OLIVER TWIST
Roman Polanski, Oliver Twist, Grã-Bretanha/França/República Tcheca, 2005

Projeto dos sonhos de Roman Polanski, Oliver Twist continua a exploração, cara ao cineasta, do tema da inocência que persiste ainda quando confrontada com a realidade corrupta que a cerca. Porém, da mesma forma que em O Pianista, o Mal se apresenta sob diversas formas, seja ele absoluto, na figura de William Sykes, seja ele fruto das fraquezas e falhas humanas, como Fagin.

Roman Polanski une-se novamente ao produtor Alain Sarde, ao roteirista Ronald Harwood e ao fotógrafo Pawell Edelman – mesma equipe de O Pianista – para realizar, com idêntico senso de narrativa clássica e de espetáculo, a adaptação do romance de Charles Dickens, Oliver Twist. Conforme já indicado desde os créditos de abertura (série de litogravuras comuns na ilustração de livros), o diretor segue ao pé da letra as determinações do escritor, sendo-lhe bastante fiel, de modo que a trama, levada inúmeras vezes ao cinema – as versões mais conhecidas são as de David Lean e o musical de Carol Reed – mostra as conhecidas desventuras do órfão Oliver Twist no submundo londrino caracterizado pela miséria, pela marginalidade e pelos pequenos crimes que acontecem nas ruas.

Oliver Twist, para Polanski, representa a pureza e a integridade que, em contato com o mundo hostil, ainda resiste, devido ao coração nobre que possui. Por outro lado, William Sykes e Fagin, como são chamados em várias ocasiões ao longo do filme, interpretam o diabo, ou seja, personagens que carregam em si a vilania do ambiente onde estão inseridos. No entanto, são maldades diferentes, pois enquanto Bill aponta para a natureza própria do Mal, que existe independentemente da vontade humana (ou que antes se apossa dela) – notar a presença do cão Bull’s Eye, símbolo do demônio, sempre ao lado do personagem –, Fagin sintetiza justamente o inverso, a saber, as idiossincrasias que, devido a situações circunstanciais em jogo (interesses econômicos, problemas afetivos, desestruturação do núcleo familiar), afetam os homens todos os dias. Em Oliver Twist, Fagin possui função dramática semelhante ao do oficial nazista que, a despeito da ideologia anti-semita que professa, auxilia o herói judeu em O Pianista: expressar que as ações dos personagens não estão previamente inscritas em seus genes, mas que, na verdade, são resultado das escolhas éticas e morais que tomam em contato com o meio externo que os influencia.

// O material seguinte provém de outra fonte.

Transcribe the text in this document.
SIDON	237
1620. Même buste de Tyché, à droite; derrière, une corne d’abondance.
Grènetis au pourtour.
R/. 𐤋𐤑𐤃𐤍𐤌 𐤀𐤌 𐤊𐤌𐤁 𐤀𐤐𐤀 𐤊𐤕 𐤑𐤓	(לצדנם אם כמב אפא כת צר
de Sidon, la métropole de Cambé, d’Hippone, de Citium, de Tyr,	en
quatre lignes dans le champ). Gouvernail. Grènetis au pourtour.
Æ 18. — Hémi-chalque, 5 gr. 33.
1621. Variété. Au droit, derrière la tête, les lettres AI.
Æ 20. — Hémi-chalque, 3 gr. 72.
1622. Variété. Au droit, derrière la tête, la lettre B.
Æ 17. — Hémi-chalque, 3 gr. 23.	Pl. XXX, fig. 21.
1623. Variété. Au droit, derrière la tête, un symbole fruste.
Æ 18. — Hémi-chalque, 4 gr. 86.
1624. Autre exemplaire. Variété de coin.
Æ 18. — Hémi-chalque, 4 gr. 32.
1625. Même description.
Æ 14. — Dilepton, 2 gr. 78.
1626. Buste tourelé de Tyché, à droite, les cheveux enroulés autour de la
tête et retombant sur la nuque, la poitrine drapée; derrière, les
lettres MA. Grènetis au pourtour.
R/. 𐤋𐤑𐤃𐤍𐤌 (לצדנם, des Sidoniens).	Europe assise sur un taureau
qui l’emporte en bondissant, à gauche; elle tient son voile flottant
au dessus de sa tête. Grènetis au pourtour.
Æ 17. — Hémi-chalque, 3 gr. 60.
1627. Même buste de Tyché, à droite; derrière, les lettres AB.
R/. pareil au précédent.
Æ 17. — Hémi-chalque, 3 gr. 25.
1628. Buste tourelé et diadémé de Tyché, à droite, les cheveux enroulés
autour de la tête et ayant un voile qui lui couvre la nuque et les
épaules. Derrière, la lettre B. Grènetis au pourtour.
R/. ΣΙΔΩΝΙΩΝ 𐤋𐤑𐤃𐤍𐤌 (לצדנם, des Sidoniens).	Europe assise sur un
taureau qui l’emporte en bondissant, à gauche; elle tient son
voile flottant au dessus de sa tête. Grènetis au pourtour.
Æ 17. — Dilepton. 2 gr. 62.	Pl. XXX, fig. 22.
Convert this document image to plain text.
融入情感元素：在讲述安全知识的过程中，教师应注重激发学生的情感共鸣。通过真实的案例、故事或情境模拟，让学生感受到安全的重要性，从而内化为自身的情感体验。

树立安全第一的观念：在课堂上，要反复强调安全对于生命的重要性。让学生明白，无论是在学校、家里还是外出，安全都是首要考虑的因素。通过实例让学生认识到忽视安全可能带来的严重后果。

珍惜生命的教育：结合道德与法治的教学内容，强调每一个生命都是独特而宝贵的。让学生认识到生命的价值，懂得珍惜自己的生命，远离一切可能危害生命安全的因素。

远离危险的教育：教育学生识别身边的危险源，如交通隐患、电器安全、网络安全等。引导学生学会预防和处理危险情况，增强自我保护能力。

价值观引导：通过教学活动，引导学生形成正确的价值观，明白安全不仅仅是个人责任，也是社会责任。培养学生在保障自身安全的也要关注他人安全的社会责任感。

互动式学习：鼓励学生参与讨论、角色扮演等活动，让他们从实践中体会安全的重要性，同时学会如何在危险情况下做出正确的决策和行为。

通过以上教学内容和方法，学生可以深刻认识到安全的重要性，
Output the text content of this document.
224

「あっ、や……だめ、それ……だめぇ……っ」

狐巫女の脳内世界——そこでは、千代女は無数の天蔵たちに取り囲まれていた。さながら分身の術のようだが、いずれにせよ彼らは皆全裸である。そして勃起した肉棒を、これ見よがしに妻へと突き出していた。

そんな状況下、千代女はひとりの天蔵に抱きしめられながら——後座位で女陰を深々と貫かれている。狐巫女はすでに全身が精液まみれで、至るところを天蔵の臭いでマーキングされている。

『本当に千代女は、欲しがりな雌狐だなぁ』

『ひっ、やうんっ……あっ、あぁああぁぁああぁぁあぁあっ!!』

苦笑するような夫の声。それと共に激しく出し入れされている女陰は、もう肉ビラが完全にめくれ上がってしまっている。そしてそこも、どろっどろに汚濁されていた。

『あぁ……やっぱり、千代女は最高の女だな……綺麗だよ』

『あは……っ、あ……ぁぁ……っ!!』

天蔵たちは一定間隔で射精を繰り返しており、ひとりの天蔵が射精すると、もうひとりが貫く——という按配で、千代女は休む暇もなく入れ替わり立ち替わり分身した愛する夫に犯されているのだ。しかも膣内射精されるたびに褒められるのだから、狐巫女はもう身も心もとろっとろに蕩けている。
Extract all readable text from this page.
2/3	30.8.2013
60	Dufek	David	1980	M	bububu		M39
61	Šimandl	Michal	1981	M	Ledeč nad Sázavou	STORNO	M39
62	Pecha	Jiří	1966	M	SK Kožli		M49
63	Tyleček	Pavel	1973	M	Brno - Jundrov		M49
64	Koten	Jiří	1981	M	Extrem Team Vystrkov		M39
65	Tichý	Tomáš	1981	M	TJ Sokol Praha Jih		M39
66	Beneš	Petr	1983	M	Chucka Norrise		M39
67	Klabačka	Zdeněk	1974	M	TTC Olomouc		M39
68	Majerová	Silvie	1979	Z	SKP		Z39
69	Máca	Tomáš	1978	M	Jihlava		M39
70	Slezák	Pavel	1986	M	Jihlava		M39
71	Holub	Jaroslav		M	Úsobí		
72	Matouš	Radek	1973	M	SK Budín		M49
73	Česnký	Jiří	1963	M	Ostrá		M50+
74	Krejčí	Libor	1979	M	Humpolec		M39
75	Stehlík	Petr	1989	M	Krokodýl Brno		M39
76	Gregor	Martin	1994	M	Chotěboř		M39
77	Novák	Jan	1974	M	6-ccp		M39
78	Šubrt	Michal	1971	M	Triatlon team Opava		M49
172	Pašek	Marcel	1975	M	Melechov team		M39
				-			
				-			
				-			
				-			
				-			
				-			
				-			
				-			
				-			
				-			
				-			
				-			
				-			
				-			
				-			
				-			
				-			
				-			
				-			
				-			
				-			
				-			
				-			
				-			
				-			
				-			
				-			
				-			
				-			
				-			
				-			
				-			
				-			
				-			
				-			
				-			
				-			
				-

Ponto culminante de Oliver Twist, assim, é o encontro entre o herói e Fagin na prisão, pouco antes deste ser enforcado. Omitido das demais versões do clássico dickensiano, que em geral terminam na morte de Bill Sykes, o encontro mostra a fragilidade e temor de Fagin pela execução iminente, já que o outrora vilão, para aquém do monstro desumano como se é tentado a representá-lo, significou efetivamente, junto aos trombadinhas que executavam pequenos furtos a seu mando, a primeira família na qual Oliver esteve inserido. A seqüência em questão retoma a impressão favorável deixada pelo primeiro ato da narrativa irregular, em que Polanski caracteriza a pobreza generalizada, as ruas enlameadas e os tipos escroques da Londres do século XIX, se não com a desenvoltura de Martin Scorsese em Gangues de Nova York – influenciado, por sua vez, pelos romances de Dickens –, pelo menos com a competência necessária para criar os ambientes onde a pureza e a corrupção de desenvolvem e se chocam. Oliver Twist, contudo, não resolve o calcanhar de Aquiles de dez entre dez adaptações cinematográficas de obras consagradas: como no filme de David Lean ou no de Carol Reed, novamente o atropelo dos acontecimentos descritos no livro, uma vez que foram condensados para caber nas duas horas de projeção, marcam presença, retirando o foco principal do relacionamento entre os personagens a fim de direcioná-lo rumo à aparente fidelidade do roteiro quanto ao enredo proposto pelo autor inglês.

Portanto, embora Oliver Twist mantenha Roman Polanski na trilha aberta por O Pianista, sua tão sonhada versão de Dickens para as telas decepciona pela falta de ousadia do cineasta em filmá-la de maneira diferente do que outros tantos já fizeram.